Sixty-year-old Neville Grant, national champion farmer and owner of the 126-acre Green River Farm in Hanover, has had a connection with agriculture from since he was a boy growing up in Kendal in the parish.

In fact, it was his intention to pursue tertiary studies in agriculture, but circumstances led to him pursuing his first degree in dental technology instead.

"I was born in England and came to Jamaica when I was four years old. I attended Kendal All-Age School. I used to get up at 4:00 a.m. - before school - move the cows, feed the pigs and chickens, and get ready for school for 6:00 a.m. I hated it, because I was forced to do it," said Grant.

The Jamaica Agricultural Society Champion Farmer attended the Green Island Secondary School, the Savanna-la-mar High School in Westmoreland, and later migrated to the United States at age 15.

"I was motivated to farm during the Michael Manley era. When I went to New York, the first thing I looked for was an agricultural school. They didn't have much of that around, so I would have had to go to Texas or those places," he explained.

"I worked there (US) for 37 years in that field (dental) - owned my own laboratory - but my passion was farming always. After five years, I bought this property here at Green River. After years of doing dentistry, I really wanted to come back and farm," he said.

 

THE BACKBONE OF JAMAICA

 

Grant is now one of the largest pig farmers in western Jamaica and operates a state-of the-art piggery operation with more than 1,000 heads of pigs, as well as horses, cattle, and small ruminants. The cattle function as 'lawn mowers' to keep new trees from springing up. horses are used to round up cattle, but Grant describes the goat-rearing as simply "a hobby".
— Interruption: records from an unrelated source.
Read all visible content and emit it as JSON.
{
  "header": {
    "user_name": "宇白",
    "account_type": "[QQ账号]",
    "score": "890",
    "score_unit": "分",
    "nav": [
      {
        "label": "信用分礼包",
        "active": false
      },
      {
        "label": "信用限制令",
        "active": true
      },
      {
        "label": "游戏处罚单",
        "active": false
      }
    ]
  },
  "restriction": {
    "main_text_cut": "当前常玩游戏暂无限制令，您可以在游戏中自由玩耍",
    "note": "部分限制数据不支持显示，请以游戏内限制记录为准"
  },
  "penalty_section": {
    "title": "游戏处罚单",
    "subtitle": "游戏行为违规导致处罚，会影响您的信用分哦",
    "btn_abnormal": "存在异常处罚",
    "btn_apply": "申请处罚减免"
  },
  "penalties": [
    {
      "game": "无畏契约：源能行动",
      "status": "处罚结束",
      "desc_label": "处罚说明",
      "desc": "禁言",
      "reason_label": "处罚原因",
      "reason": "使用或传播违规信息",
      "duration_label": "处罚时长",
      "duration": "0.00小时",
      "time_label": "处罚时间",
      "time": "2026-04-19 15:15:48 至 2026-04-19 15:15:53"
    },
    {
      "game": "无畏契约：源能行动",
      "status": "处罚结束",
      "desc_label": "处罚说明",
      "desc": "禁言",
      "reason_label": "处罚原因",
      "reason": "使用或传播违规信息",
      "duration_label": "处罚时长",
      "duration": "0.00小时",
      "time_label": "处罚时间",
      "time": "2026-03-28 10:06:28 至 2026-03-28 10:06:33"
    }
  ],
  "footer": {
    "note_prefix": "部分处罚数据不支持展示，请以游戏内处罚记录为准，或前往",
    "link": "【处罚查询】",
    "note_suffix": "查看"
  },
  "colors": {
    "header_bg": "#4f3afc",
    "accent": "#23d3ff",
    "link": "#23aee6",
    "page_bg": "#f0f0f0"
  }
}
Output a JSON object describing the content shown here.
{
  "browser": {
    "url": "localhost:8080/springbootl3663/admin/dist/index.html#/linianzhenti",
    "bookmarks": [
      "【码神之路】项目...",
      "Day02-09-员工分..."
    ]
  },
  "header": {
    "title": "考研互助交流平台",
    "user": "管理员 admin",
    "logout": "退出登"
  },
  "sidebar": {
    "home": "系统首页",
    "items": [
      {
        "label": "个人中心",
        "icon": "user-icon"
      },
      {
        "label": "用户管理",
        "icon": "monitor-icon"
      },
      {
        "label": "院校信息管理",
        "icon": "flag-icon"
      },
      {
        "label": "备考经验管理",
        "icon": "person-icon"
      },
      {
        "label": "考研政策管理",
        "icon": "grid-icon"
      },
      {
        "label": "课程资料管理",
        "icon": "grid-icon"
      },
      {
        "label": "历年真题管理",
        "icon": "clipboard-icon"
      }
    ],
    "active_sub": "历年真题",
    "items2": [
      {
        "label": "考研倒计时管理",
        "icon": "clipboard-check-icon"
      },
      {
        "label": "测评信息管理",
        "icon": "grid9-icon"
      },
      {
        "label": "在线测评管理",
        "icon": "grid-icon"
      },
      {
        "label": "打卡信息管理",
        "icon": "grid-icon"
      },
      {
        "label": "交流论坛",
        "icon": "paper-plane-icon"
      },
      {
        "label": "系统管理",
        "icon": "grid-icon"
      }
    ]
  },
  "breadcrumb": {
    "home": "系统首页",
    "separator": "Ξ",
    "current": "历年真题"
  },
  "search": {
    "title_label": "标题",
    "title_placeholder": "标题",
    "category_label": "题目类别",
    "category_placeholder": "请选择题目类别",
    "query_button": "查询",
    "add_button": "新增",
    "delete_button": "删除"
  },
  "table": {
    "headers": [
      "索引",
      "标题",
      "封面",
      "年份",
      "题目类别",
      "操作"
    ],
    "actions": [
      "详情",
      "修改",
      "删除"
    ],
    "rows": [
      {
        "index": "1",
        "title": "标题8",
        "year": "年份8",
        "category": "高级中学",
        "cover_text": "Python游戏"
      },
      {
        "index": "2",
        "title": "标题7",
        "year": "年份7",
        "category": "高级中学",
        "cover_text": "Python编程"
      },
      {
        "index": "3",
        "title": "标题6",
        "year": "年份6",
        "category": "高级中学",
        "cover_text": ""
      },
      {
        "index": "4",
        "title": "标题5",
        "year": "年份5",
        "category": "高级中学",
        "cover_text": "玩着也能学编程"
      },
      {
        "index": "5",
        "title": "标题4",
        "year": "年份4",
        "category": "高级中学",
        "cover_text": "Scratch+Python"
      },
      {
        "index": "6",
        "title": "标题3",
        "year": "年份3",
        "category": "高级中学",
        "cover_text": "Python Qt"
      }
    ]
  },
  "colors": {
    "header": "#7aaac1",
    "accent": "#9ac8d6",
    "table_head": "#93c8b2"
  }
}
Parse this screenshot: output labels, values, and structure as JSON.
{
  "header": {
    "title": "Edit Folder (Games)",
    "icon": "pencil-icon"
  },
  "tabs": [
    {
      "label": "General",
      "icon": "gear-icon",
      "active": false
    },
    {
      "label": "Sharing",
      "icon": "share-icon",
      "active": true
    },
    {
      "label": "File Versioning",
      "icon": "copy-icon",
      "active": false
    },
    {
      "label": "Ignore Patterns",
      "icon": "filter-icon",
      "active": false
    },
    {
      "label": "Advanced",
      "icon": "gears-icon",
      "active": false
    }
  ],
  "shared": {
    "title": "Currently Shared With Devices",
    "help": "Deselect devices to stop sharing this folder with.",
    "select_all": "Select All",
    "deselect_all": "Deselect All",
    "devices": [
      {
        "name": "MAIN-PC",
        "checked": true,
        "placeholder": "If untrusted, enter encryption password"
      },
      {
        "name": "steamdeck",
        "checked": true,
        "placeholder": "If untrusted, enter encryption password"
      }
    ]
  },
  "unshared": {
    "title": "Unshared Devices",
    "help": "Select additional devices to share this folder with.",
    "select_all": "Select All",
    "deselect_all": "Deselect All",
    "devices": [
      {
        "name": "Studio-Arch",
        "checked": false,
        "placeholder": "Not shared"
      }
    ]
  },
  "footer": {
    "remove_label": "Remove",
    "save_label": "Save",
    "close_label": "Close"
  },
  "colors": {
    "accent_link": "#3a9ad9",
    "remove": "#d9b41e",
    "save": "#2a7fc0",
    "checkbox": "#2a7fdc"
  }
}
His piggery was established in 1978 after a friend of his, who was migrating to Saudi Arabia, sold him two pigs, the female of which was pregnant and subsequently gave birth to several large litters. He later built a pig stall and appointed his nephew to care for the animals in his absence.

Green River Farm boasts three micro-dams, which Grant designed himself. each of them has the capacity to supply the entire operation for as much as eight months. It is, however, his 5,000-bank yam field located on a hillside to the back of his home in Kendal that Grant is particularly proud of.

Grant attributes his knowledge of farming techniques to reading widely and understudying large farmers in the US.

"When I was in America every downtime I got, I would go to Iowa, Pennsylvania, all over the states where they had big farms. I would be on those harvesters with those guys watching how mechanised systems worked. One guy would have, for example, 10,000 pigs and it's only him and his son that work on his farm because everything is mechanised and it's easy," he said.

"I know that farming is the backbone of Jamaica's development. My goal was never to do peasant-level farming. I wanted to do farming on a modernised level where it can be compared to first world countries," he said.

Grant's short-term plans are to make the now semi-automated operations at Green River Farms fully automated.

His advice for upcoming farmers: "You have to have passion and patience and then the money will come."